SOLDIERS OF IDF VS ARAB TERRORISTS

SOLDIERS OF IDF VS ARAB TERRORISTS

Monday, March 28, 2011

As Protests for Freedom Sweep Across the Middle East, It's Also Time for Regime Change in the Palestinian Authority

While Arabs throughout the Middle East engage in a largely nonviolent effort to overthrow the dictatorial regimes that have enslaved them for decades, the Palestinians have watched helplessly as their plight has fallen off the media’s radar. 
The longstanding claim that the “Palestinian question” is the crux of all problems in the Middle East has once again been exposed as a fallacy as the Arabs in LibyaEgypt, Bahrain and elsewhere have shown no interest in them or Israel. The Palestinians now are responding to the lack of attention by launching new terror attacks, which may garner headlines but also remind Israelis and the rest of the world they are not interested in peace.
We do not know yet if the bombing of a bus in Jerusalem is the start of a new wave of terror patterned after the war instigated by the Palestinians from 2000 to 2005 that claimed the lives of more than 1,000 Israelis, but this atrocity, combined with the escalation of rocket and mortar attacks on Israeli cities from Gaza, is going to force Israel to respond. 
As is so often the case, Israel is facing the impossible choice of how to protect its citizens without playing into the terrorists’ hands and bringing them more attention.
Israel knows that Hamas will use civilians as shields in the hope they will become casualties in Israeli counterstrikes, which will then arouse international ire against Israel. Israel will, as it always does, try to carefully target the terrorists, but as happened this week, despite their best efforts, innocents are sometimes injured.
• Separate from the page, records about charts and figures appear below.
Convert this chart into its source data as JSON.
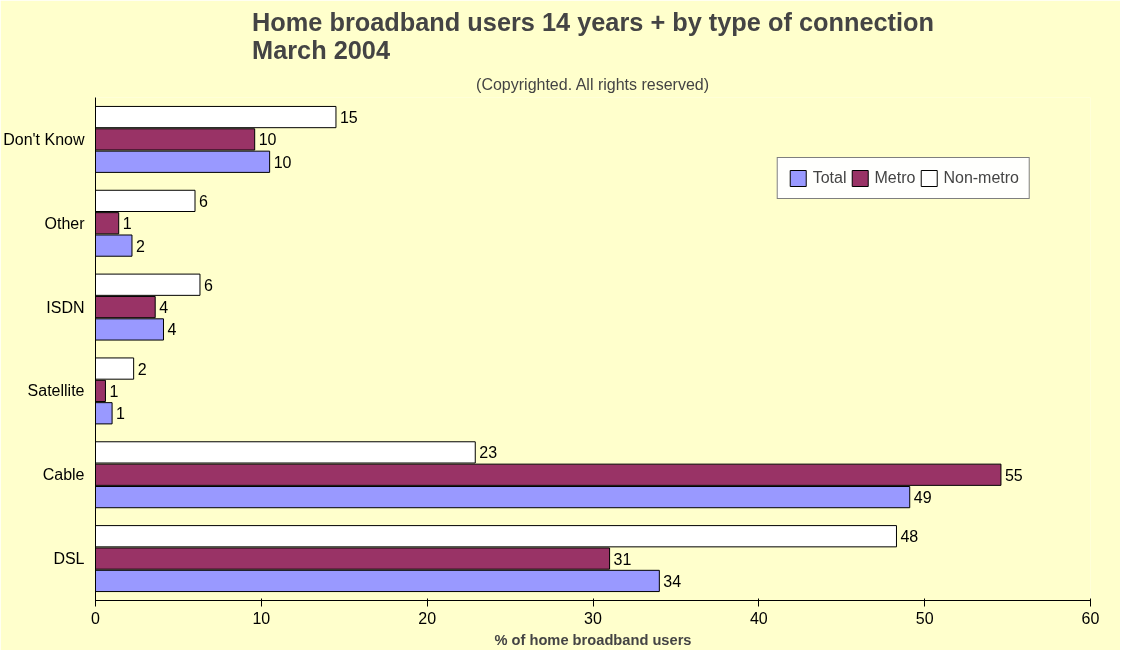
{
  "chart_data": {
    "type": "bar",
    "orientation": "horizontal",
    "title": "Home broadband users 14 years + by type of connection\nMarch 2004",
    "subtitle": "(Copyrighted. All rights reserved)",
    "xlabel": "% of home broadband users",
    "categories": [
      "Don't Know",
      "Other",
      "ISDN",
      "Satellite",
      "Cable",
      "DSL"
    ],
    "series": [
      {
        "name": "Total",
        "color": "#9999ff",
        "values": [
          10.5,
          2.2,
          4.1,
          1.0,
          49.1,
          34.0
        ],
        "value_labels": [
          "10",
          "2",
          "4",
          "1",
          "49",
          "34"
        ]
      },
      {
        "name": "Metro",
        "color": "#993366",
        "values": [
          9.6,
          1.4,
          3.6,
          0.6,
          54.6,
          31.0
        ],
        "value_labels": [
          "10",
          "1",
          "4",
          "1",
          "55",
          "31"
        ]
      },
      {
        "name": "Non-metro",
        "color": "#ffffff",
        "values": [
          14.5,
          6.0,
          6.3,
          2.3,
          22.9,
          48.3
        ],
        "value_labels": [
          "15",
          "6",
          "6",
          "2",
          "23",
          "48"
        ]
      }
    ],
    "xlim": [
      0,
      60
    ],
    "xticks": [
      0,
      10,
      20,
      30,
      40,
      50,
      60
    ],
    "grid": false,
    "legend": "top right"
  }
}
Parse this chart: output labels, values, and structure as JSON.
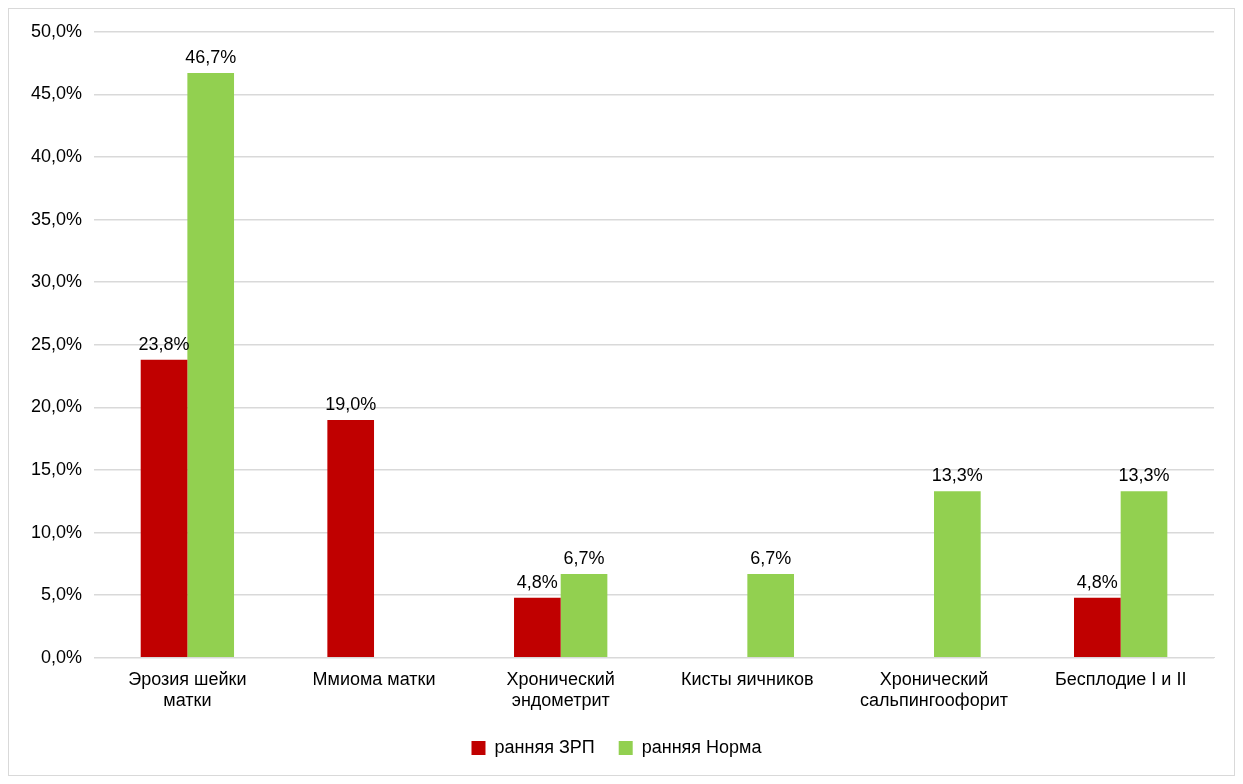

Israelis also know that while the world shows no interest in the inadvertent killing of innocents by U.S. drone strikes in Afghanistan or the civilians who may die in the current campaign in Libya, any Palestinian bystanders injured by their forces will provoke global condemnation and kangaroo court investigations by the U.N.
Recall that it was the wave of suicide bombings during the Palestinian War of 2000-2005 that prompted Israel to construct a security fence. That barrier has proven successful in reducing the number of attacks; nevertheless, Israel was pilloried for that act of self-defense by the U.N.
It is ironic that Arabs are fighting for freedom across the region, but the Palestinians continue to tolerate a leadership that denies them freedom of speech, religion, assembly, and the press and denies rights to women and gays. Rather than demanding that these leaders negotiate peace with an Israeli government that has repeatedly called for talks without preconditions, the Palestinian people support hapless figureheads who still believe they can bomb Israel out of existence or who think they can win independence by asking the international community to recognize a non-existent state in lieu of negotiations.
The Obama administration continues to support a Palestinian regime that is no less ruthless and undemocratic than those we are now opposing throughout the region. Those Palestinians, and it is perhaps the majority, who still prefer a brighter future for themselves and their children based on coexistence with Israel and a two state solution no doubt feel much like the Egyptian protestors who asked where the administration and its predecessors were during the decades of oppression.
It is time for the United States to demand that the Palestinians implement democratic reforms and put an end to the culture of incitement that leads to the horrific murder of Jewish children and their parents in their beds, attacks on public buses and rocket attacks on playgrounds and kindergartens. 
International tolerance of this behavior over the years has given Palestinians reason to believe terror is the way to achieve their goals. Israel, however, will not capitulate to terror or international pressure. Israelis will defend themselves, knowing they will pay a price in the court of public opinion because it is better to be alive and unpopular than dead and beloved.
The Palestinians want attention; they should get it. The president should be clear and unequivocal, something he has had trouble doing both with the Israel-Palestinian conflict and the turmoil in the rest of the region. He should declare that the obstacle to peace is a Palestinian leadership that is undemocratic and represses its people, that refuses to compromise or negotiate, that is unwilling to recognize Israel’s right to exist as a Jewish democratic state and that engages in incitement and terror that is perpetuating the conflict. Like the other despotic leaders in the region, they must either change or they must go.